Ghelli denied reports that there was a hatched plan by the Botswana Government and her organisation to kick out the refugees from Botswana.
“UNHCR would never conspire with any state to expel refugees from the country of asylum. On the contrary, UNHCR has assisted the Government of Botswana by providing UNHCR eligibility guidelines for their refugee status applications to help guide the Refugee Advisory Committee with their decision,” said Ghelli.
She said the Eritreans were granted asylum on 27 October, 2015.
“The three main durable solutions are voluntary repatriation, local integration or being given alternative legal status, such as citizenship or permanent residency in the country of asylum and the third one, is resettlement to a third country,” said Ghelli.
She said the decision to refer these Eritrean refugees for resettlement will be based on individual assessments of their cases in light of established criteria.

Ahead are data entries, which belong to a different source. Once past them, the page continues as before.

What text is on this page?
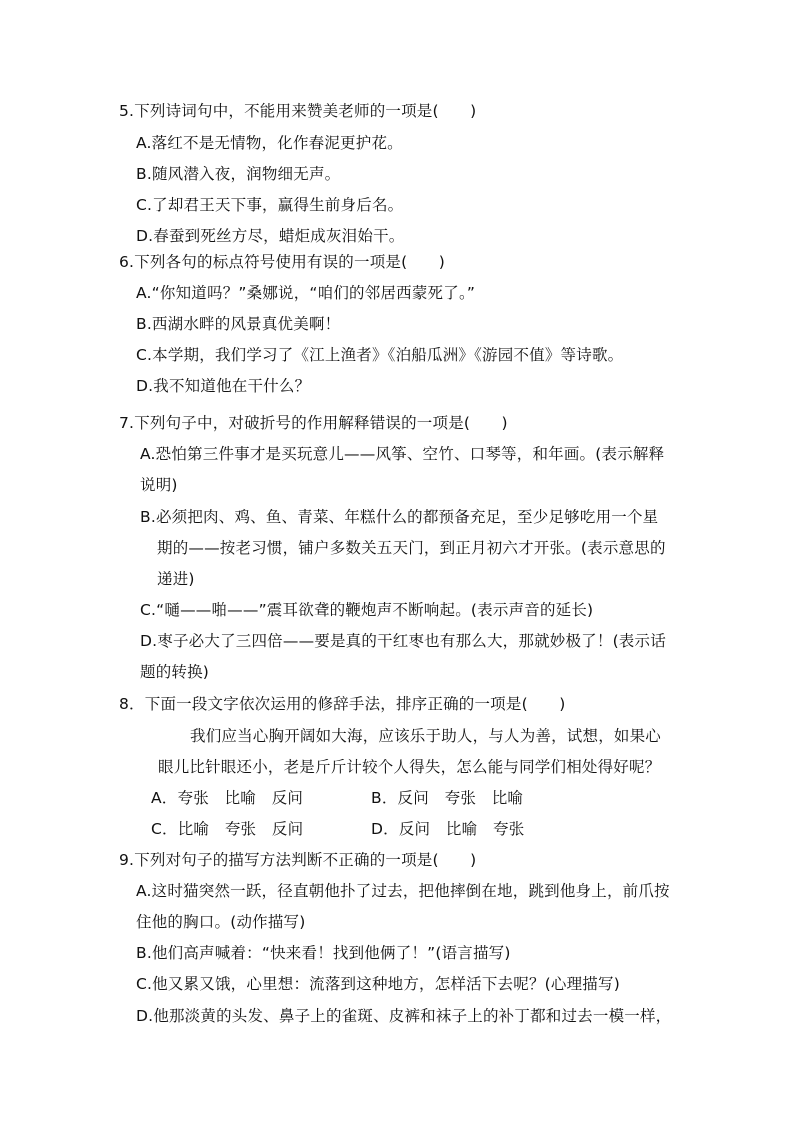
5.下列诗词句中，不能用来赞美老师的一项是(　　)
A.落红不是无情物，化作春泥更护花。
B.随风潜入夜，润物细无声。
C.了却君王天下事，赢得生前身后名。
D.春蚕到死丝方尽，蜡炬成灰泪始干。
6.下列各句的标点符号使用有误的一项是(　　)
A.“你知道吗？”桑娜说，“咱们的邻居西蒙死了。”
B.西湖水畔的风景真优美啊！
C.本学期，我们学习了《江上渔者》《泊船瓜洲》《游园不值》等诗歌。
D.我不知道他在干什么？
7.下列句子中，对破折号的作用解释错误的一项是(　　)
A.恐怕第三件事才是买玩意儿——风筝、空竹、口琴等，和年画。(表示解释
说明)
B.必须把肉、鸡、鱼、青菜、年糕什么的都预备充足，至少足够吃用一个星
期的——按老习惯，铺户多数关五天门，到正月初六才开张。(表示意思的
递进)
C.“嗵——啪——”震耳欲聋的鞭炮声不断响起。(表示声音的延长)
D.枣子必大了三四倍——要是真的干红枣也有那么大，那就妙极了！(表示话
题的转换)
8．下面一段文字依次运用的修辞手法，排序正确的一项是(　　)
我们应当心胸开阔如大海，应该乐于助人，与人为善，试想，如果心
眼儿比针眼还小，老是斤斤计较个人得失，怎么能与同学们相处得好呢？
A．夸张　比喻　反问	B．反问　夸张　比喻
C．比喻　夸张　反问	D．反问　比喻　夸张
9.下列对句子的描写方法判断不正确的一项是(　　)
A.这时猫突然一跃，径直朝他扑了过去，把他摔倒在地，跳到他身上，前爪按
住他的胸口。(动作描写)
B.他们高声喊着：“快来看！找到他俩了！”(语言描写)
C.他又累又饿，心里想：流落到这种地方，怎样活下去呢？(心理描写)
D.他那淡黄的头发、鼻子上的雀斑、皮裤和袜子上的补丁都和过去一模一样，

UNHCR will assess their cases, in a similar manner accorded to other refugees. Resettlement is a process that can take between two and three years.
“Once referred for resettlement by UNHCR, the receiving countries undertake their own interviews and undertake a final decision on the cases. Once accepted, there are other processes required to be followed, such as security checks and health screenings. Only after completion of these steps and upon receiving final approval, would a refugee depart to the resettlement country,” she said.
The refugees had been at loggerheads with the Botswana government and UNHCR over what they term callous conditions at Dukwi refugee camp, 547 kilometers from the capital Gaborone.
At one point the refugees were arrested at UN High Commissioner for Refugees awaiting repatriation back to Dukwi camp. They were arrested after their protest at UN agency for refugees for appalling conditions at the camp. The two refugees claimed that despite the UNHCR failure to help them with food and clothing they even went to block their request to resettle them in their country of choice where they would be able to work for themselves.